Six different degenerate [2]rotaxanes were synthesized and characterized. The rotaxanes contained either two tetrathiafulvalene (TTF) units or two 1,5‐dioxynaphthalene (DNP) ring systems, both of which serve as recognition sites for a cyclobis(paraquat‐p‐phenylene) (CBPQT4+) ring. Three different spacer units were incorporated into the dumbbell components of the [2]rotaxanes between the recognition sites. They include a polyether chain, a terphenyl unit, and a diphenyl ether linker, all of which were investigated in order to probe the effect of the spacers on the rate of the shuttling process.

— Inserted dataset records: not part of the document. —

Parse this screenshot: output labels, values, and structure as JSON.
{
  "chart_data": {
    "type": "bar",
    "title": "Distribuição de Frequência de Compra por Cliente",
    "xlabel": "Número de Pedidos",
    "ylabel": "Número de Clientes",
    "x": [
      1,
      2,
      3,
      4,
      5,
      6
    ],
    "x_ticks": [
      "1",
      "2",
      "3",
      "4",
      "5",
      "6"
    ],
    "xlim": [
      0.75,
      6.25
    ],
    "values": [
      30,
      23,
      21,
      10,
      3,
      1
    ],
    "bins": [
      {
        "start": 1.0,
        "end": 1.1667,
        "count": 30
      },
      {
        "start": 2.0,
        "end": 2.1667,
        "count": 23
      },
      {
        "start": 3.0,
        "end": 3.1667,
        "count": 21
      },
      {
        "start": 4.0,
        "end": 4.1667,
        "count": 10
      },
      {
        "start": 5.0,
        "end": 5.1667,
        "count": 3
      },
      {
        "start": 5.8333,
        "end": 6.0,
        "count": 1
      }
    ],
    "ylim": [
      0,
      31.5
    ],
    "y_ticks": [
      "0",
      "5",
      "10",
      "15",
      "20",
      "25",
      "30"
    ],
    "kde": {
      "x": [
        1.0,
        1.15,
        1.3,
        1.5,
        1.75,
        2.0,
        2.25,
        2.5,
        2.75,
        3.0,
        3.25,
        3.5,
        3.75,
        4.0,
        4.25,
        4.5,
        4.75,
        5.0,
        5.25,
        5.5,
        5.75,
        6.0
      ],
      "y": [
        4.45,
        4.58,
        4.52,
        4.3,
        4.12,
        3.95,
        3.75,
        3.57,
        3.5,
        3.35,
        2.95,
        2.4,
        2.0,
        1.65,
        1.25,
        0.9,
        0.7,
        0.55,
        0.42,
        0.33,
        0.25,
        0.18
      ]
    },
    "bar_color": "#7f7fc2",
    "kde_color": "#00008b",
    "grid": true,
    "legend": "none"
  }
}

Data from dynamic 1H NMR spectroscopy revealed a relatively small difference in the ΔG≠ values for the shuttling process in the [2]rotaxanes containing the three different spacers, in contrast to a large difference between the TTF‐containing rotaxanes (18 kcal mol−1) and the DNP‐containing rotaxanes (15 kcal mol−1). This 3 kcal mol−1 difference is predominantly a result of a ground‐state effect, reflecting the much stronger binding of TTF units to the CBPQT4+ ring in comparison with DNP ring systems. An examination of the enthalpic (ΔH≠) and entropic (ΔS≠) components for the shuttling process in the DNP‐containing rotaxanes revealed significant differences between the three spacers, a property which could be important in designing new molecules for incorporation into molecular electronic and nanoelectromechanical (NEMs) devices. Six degenerate molecular shuttles incorporating either tetrathiafulvalene (TTF) units or 1,5‐dioxynaphthalene (DNP) ring systems have been synthesized and characterized. Three different spacers were also incorporated between the two recognition sites and studied to determine their influence on the shuttling process (shown schematically). A negligible difference is observed in the barrier for shuttling between the three different spacers. Examination of the enthalpic and entropic activation parameters, however, reveals some small but interesting differences. The largest effect on shuttling appears to be a ground‐state effect mediated by the strength of binding of the recognition unit. These thermodynamic parameters provide a basis for comparison to similar data in molecular electronic devices.